1240 – SAINT
LOUIS N’EST PAS UN ROI JUIF
« Le roi de France descend du roi David ; le peuple français descend du peuple d’Israël : la langue française même, au-delà de ses origines latines ou grecques, tire sa source de l’hébreu. Rien n’arrêtera les historiographes des monarques capétiens dans la quête de leurs racines juives. » Éric Zemmour, Destin français, op. cit., p. 86.
Mort de de Saint Louis à Tunis |
Commençons
par dissiper un malentendu : Éric Zemmour ne prétend pas que les rois de France
descendent vraiment de David, il reprend les termes des auteurs médiévaux qui subliment
la monarchie comme héritière des rois d’Israël. Là où il dépasse leur pensée, c’est quand il
affirme que les rois de France chercheraient des « racines juives » : les
racines que recherchent les rois médiévaux sont bibliques, et non pas juives, ce qui
représente une grande différence.
La monarchie française, et
particulièrement celle de Louis IX (le futur saint Louis [1]), cherche à présenter le peuple
franc comme le nouveau peuple élu, et la France comme une nouvelle terre
promise, le tout en s’appuyant sur une rhétorique antisémite et xénophobe
très marquée.
Les juifs, en tant que peuple, ne sont jamais un modèle pour les
rois de France.
Dans ce passage, Éric Zemmour tord fortement les
travaux d’historiens et d’historiennes, de même que les sources médiévales.
Pourquoi ? Parce qu’il s’agit pour lui de présenter la monarchie française
comme une synthèse entre « universalisme chrétien » et « nationalisme juif ».
La monarchie réussirait là où le judaïsme aurait échoué : constituer une nation
élue, croyant en un destin privilégié.
Cette volonté de mettre en avant les liens
entre chrétienté médiévale et judaïsme est caractéristique de la nouvelle extrême
droite, car elle permet à la fois d’unir les deux contre un ennemi commun
(l’islam/les musulmans) et de faire de l’État d’Israël l’exemple même d’un
nationalisme méritoire, donc un allié.
Or ce lien minore évidemment les violences médiévales
contre les juifs, qu’Éric Zemmour ne fait qu’évoquer en passant :
quelques juifs sont brûlés, on expulse puis on annule l’expulsion, explique-t-il.
Pourtant, ces violences sont tout sauf anecdotiques et constituent même le cœur de
la construction monarchique française.
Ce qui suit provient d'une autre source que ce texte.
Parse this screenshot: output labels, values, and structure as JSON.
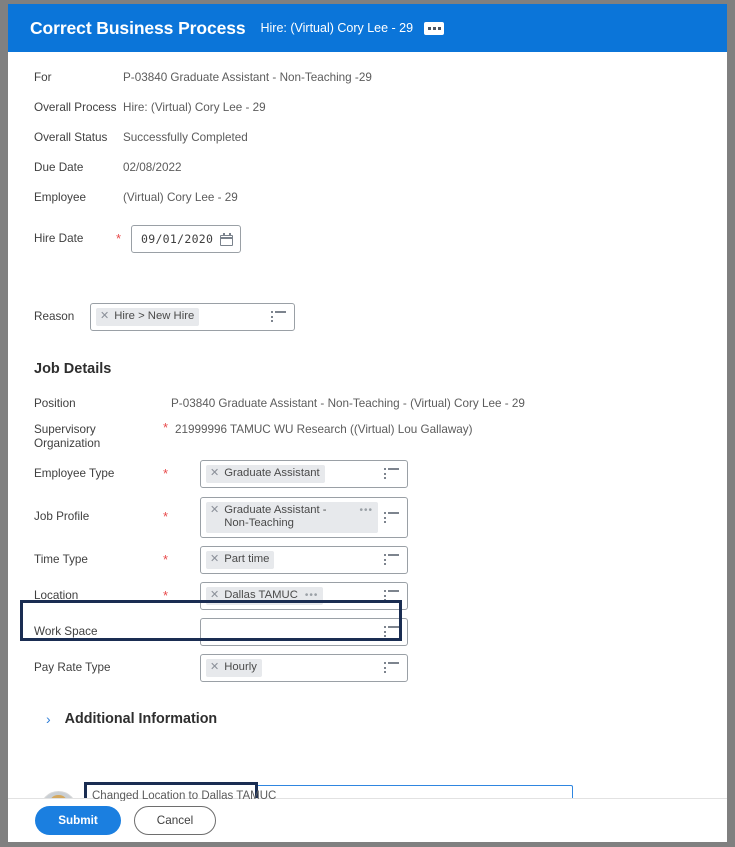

La naissance de la nation
française se fait largement au détriment des juifs et d’ailleurs de toute autre minorité
religieuse : le roi très- chrétien français expulse et spolie les juifs de son
royaume afin d’y affirmer son droit de vie et de mort, puis il les réintègre jusqu’à
leur expulsion finale en 1394.
La violence que représente un pouvoir qui se
croit investi d’un destin privilégié et qui cherche à unifier religieusement son
territoire est fondamentale.
La « souillure » que représentent les juifs pour Louis IX – des hommes et des femmes bien
réels, et non pas les modèles mythiques de David et Salomon – justifie des persécutions politiques
récurrentes. Éric Zemmour les minimise, préférant rêver à un nationalisme
anachronique. [2]
1359 – LE GRAND FERRÉ N’EST PAS UN HÉROS PATRIOTE
« “Le Grand Ferré”. Il va incarner le peuple de
France... Alors le peuple se rebelle contre la trahison des élites prédatrices
et leur rappelle le chemin du patriotisme. Le Grand Ferré n’a plus jamais rangé
sa hache au rayon des
accessoires. » Éric Zemmour,
Destin français, op. cit., p. 103-109.
Éric Zemmour s’appuie sur une idée déjà ancienne : les révoltes de la
fin du
Moyen Âge préfigurent la Révolution française et
illustrent la volonté du
peuple français de prendre son destin en main.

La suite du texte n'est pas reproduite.